A new deal in India for Lancaster University

Westward ho is where the land was supposed to be bright, but Lancaster University sees the light shining from the East. Earlier this year, the university launched a new campus in India in partnership with a local provider of private education, the GD Goenka Group. The arrangement is part of a 21st-century strategy of overseas expansion intended to spread the Lancaster brand, diversify sources of income and broaden the horizons of faculty.

If that sounds ambitious, it is only fair to recall that the Goenka deal follows earlier arrangements with Sunway University College in Malaysia, Comsats Institute of Information Technology in Pakistan and the Leadership Management Centre in Singapore. A link with the Princess Sumaya University for Technology in Jordan is also likely to come into operation in March.

"A key part of our international strategy is to enter into partnerships overseas so we can deliver the Lancaster degree overseas," says Professor Bob McKinlay, deputy vice-chancellor of Lancaster.

There are good reasons for looking east. All the countries with which Lancaster has actual or prospective links are emerging markets with long-standing connections with the United Kingdom. They also have increasingly prosperous middle classes who speak English and can pay sizeable fees.

However, finding a partner in such markets is not so easy. Lancaster made three trips to India and spoke to more than 50 institutions before it alighted on Goenka - and that only happened because Goenka approached Lancaster.

"We got back to them and spent six months sorting out that we could deliver something which was in our interests and matched their interests," says McKinlay.

The GD Goenka Group is a large family-controlled set of enterprises covering industry and travel and tourism as well as education. It runs private schools in India, and was interested in entering the higher education market. The group exemplifies a pronounced trend in emerging markets towards providing higher education privately - a potentially valuable source of deals for universities from richer countries.

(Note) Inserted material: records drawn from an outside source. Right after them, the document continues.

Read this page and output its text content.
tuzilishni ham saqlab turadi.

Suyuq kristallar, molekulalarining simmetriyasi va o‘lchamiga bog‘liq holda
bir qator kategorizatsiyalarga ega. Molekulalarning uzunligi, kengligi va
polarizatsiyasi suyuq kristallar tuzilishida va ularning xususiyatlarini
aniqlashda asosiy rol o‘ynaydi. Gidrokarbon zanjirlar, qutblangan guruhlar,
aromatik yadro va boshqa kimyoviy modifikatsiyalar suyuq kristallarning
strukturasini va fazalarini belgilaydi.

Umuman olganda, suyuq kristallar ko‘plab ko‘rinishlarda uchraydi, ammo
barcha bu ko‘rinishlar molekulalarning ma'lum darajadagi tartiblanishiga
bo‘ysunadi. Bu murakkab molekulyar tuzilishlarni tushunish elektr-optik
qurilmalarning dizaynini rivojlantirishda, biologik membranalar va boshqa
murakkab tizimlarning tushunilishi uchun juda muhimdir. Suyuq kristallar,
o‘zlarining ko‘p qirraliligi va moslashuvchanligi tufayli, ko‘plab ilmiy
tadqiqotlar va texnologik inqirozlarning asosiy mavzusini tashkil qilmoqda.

The Lancaster deal is with the GD Goenka World Institute which is on the 60-acre site of the GD Goenka Education City, not far from Delhi, India's capital. The agreement envisages using the Lancaster curriculum and faculty to offer courses in business, economics, management and law ranging from undergraduate BA degrees and postgraduate MA degrees in management to a fully-fledged MBA.

Under the agreement, Goenka will provide the infrastructure and buildings, market courses and recruit staff with support from Lancaster. For its part, one of Lancaster's principal concerns in such arrangements is to preserve the integrity of its brand. It will provide the curriculum, assessment and teaching style. Postgraduate teaching will be shared between the two institutions. Participants are registered as Lancaster students.

"The quality side of the degree remains under our control while a lot of the things to do with land, property and so on are done by people much better qualified than us to do it. This is a case where there's a very good complementarity", says McKinlay.

He is less forthcoming, however, about the financial benefits. Lancaster will receive a £700 registration fee for each student. Tuition fees will be split between the two institutions, although in an undisclosed ratio. Given average per capita income in India of about $2,900 (£1,800), Goenka's fees do not look low. The annual fee for an undergraduate degree for what the company's website calls "boys" is the rupee equivalent of about £5,000, while that for "girls" is around £3,500.

How much fee income will accrue to Lancaster is undisclosed. Goenka has about 300 students from its inaugural intake in August 2009, and another 1,000 may join them this year. "This is a long-term relationship, so we'll construct our profile of costs and income on a long-term basis. We're looking to quite significant growth, but how that will translate into pounds, shillings and pence no one can tell," says McKinlay.

The question is even more relevant for the MBA programme. The course is due to begin in August, and 15 students have already signed up. "It looks like a very good crop", says Professor Steve Bradley, associate dean for postgraduate teaching and director of the graduate school at Lancaster. Fees for the MBA will be the rupee equivalent of £18,000, although there will be scholarships and bursaries worth up to £4,000 to relieve the burden. Fees at this level approach those charged by the Indian School of Business in Hyderabad, a kind of benchmark for how Lancaster wants to position itself in the market. "We want to be at the middle to high end of the range," says Bradley.

It was originally envisaged that the MBA would be a two-year, part-time degree, but the course being launched in August will be a classic one-year global MBA. Bradley says the one-year degree seems to be more in demand, but he still expects to introduce a two-year, part-time course in the near future, possibly in 2011.

The global MBA will combine elements of Lancaster's executive and full-time MBA curricula with some adjustments for the Indian market. The emphasis will be more functional than reflective, and less oriented towards business practice than the normal Lancaster MBA. "From the feedback we've had, they want the functional knowledge," says Bradley, adding Lancaster had a similar response from Singapore.

Lancaster is seeking a director of MBAs to coordinate its overseas MBA activities. Goenka will provide a lot of the day-to-day support for the MBA, and Lancaster staff will spend some time at Goenka. The university is also recruiting more faculty to help with teaching there. "We try to encourage a lot of staff to take up this opportunity because it is a good way of expanding their understanding of the world. But we also try to ensure everyone is anchored back here", says Bradley. The east is bright, but it should not be dazzling.